PD_ALL_VISIBLE flag warning

Lists: pgsql-admin
From: Jonathan Foy <thefoy(at)gmail(dot)com>
To: pgsql-admin(at)postgresql(dot)org
Subject: PD_ALL_VISIBLE flag warning
Date: 2010-04-01 13:10:39
Message-ID: g2o4b46b5f01004010610ib8625426uae6ee90ac1435ba1@mail.gmail.com
Views: Raw Message | Whole Thread | Download mbox | Resend email
Lists: pgsql-admin

Hello

I came in this morning and noticed this warning sitting in my inbox quite a
few times...

WARNING: PD_ALL_VISIBLE flag was incorrectly set in relation "table_2010q1"
page 471118
WARNING: PD_ALL_VISIBLE flag was incorrectly set in relation "table_2010q1"
page 471119
WARNING: PD_ALL_VISIBLE flag was incorrectly set in relation "table_2010q1"
page 471120
....

and I'm wondering how worked up I should be getting.

I'm trying to do due diligence on my side and am digging through archives,
but just in case it's a cause for greater alarm than I think it is I'm going
to throw this out there and see what those more experienced that I say.

Postgres version 8.4.1, redhat 5.3.

The table in question is about 6 million rows, a single partition in a
larger set. A relatively heavy load (mass insert followed by a mass update)
takes place each morning, during the time period where I was seeing this
error. Auto-vacuum apparently kicked off at this time as well (auto-analyze
is showing last-run at 4:27 AM, auto-vacuum at 8:48). The first warning
kicked off at 4:55.

My assumption here is that the load from the inserts/updates was interfering
with auto-vacuum in some way, and resulted in the above warnings. Is this a
reasonable assumption at all? I'm under the impression that auto-vacuum
will kill itself if it notices that it's hurting performance, but I wouldn't
think it should throw all of these warnings...does it indicate poor
auto-vacuum configuration? I admit that said configuration is an area that
I've been meaning to look into more (upgraded from 8.1 where we didn't use
auto-vacuum), but hasn't ended up on the top of the priorities list yet.

Let me know if I'm not providing enough info.

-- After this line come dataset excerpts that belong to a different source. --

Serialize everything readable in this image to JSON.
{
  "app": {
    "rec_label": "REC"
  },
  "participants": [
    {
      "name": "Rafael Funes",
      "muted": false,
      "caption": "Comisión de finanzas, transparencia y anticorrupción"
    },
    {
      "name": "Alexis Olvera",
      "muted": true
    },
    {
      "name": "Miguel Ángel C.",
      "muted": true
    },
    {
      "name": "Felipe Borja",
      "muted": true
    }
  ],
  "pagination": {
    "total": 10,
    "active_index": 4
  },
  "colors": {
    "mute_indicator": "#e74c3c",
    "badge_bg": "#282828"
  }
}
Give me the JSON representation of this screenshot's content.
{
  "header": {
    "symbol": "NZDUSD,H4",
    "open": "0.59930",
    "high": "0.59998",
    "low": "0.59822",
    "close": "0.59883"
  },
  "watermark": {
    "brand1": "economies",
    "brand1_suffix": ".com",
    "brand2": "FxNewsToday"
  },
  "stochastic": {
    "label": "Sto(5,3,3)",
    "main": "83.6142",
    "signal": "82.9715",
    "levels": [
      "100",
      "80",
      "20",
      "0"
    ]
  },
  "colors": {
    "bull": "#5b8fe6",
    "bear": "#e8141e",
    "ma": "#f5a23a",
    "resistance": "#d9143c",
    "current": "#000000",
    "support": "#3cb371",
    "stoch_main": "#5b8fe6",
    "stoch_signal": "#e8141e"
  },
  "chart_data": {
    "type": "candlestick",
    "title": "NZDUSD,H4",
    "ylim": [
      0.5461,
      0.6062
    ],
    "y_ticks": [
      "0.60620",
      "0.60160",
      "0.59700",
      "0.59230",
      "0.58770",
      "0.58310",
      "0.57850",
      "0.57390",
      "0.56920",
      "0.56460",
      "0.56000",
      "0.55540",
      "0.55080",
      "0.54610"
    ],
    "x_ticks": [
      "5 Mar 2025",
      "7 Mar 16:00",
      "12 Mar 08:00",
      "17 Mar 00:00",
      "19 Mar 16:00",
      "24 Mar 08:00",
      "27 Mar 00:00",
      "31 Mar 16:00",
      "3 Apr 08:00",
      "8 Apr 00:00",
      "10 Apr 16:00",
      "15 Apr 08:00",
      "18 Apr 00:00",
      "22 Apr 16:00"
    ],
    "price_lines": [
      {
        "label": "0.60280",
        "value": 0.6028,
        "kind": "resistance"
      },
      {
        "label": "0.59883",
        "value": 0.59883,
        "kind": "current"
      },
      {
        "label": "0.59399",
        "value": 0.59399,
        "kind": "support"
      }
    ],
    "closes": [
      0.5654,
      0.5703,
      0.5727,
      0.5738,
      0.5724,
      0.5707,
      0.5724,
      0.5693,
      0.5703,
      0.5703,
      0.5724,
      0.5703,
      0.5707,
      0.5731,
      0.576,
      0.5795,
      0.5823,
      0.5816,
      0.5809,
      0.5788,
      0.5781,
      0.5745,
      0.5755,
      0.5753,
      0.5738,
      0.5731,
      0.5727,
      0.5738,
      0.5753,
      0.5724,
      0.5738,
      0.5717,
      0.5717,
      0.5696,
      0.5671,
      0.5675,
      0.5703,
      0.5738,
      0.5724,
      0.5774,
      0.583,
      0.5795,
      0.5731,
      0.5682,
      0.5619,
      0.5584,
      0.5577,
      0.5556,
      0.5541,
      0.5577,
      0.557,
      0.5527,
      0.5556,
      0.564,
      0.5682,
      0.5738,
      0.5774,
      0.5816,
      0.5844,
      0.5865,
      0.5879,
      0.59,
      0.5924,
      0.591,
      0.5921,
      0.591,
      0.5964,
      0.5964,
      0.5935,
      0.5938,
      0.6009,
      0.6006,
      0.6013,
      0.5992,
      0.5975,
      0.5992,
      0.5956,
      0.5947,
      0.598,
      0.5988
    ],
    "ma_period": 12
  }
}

From: Greg Stark <gsstark(at)mit(dot)edu>
To: Jonathan Foy <thefoy(at)gmail(dot)com>
Cc: pgsql-admin(at)postgresql(dot)org
Subject: Re: PD_ALL_VISIBLE flag warning
Date: 2010-04-08 04:59:12
Message-ID: t2u407d949e1004072159yaf03feffu1c18e03d75859bba@mail.gmail.com
Views: Raw Message | Whole Thread | Download mbox | Resend email
Lists: pgsql-admin

On Thu, Apr 1, 2010 at 2:10 PM, Jonathan Foy <thefoy(at)gmail(dot)com> wrote:
> Hello
>
> I came in this morning and noticed this warning sitting in my inbox quite a
> few times...
>
> WARNING:  PD_ALL_VISIBLE flag was incorrectly set in relation "table_2010q1"
> page 471118
> WARNING:  PD_ALL_VISIBLE flag was incorrectly set in relation "table_2010q1"
> page 471119
> WARNING:  PD_ALL_VISIBLE flag was incorrectly set in relation "table_2010q1"
> page 471120
> ....
>
> and I'm wondering how worked up I should be getting.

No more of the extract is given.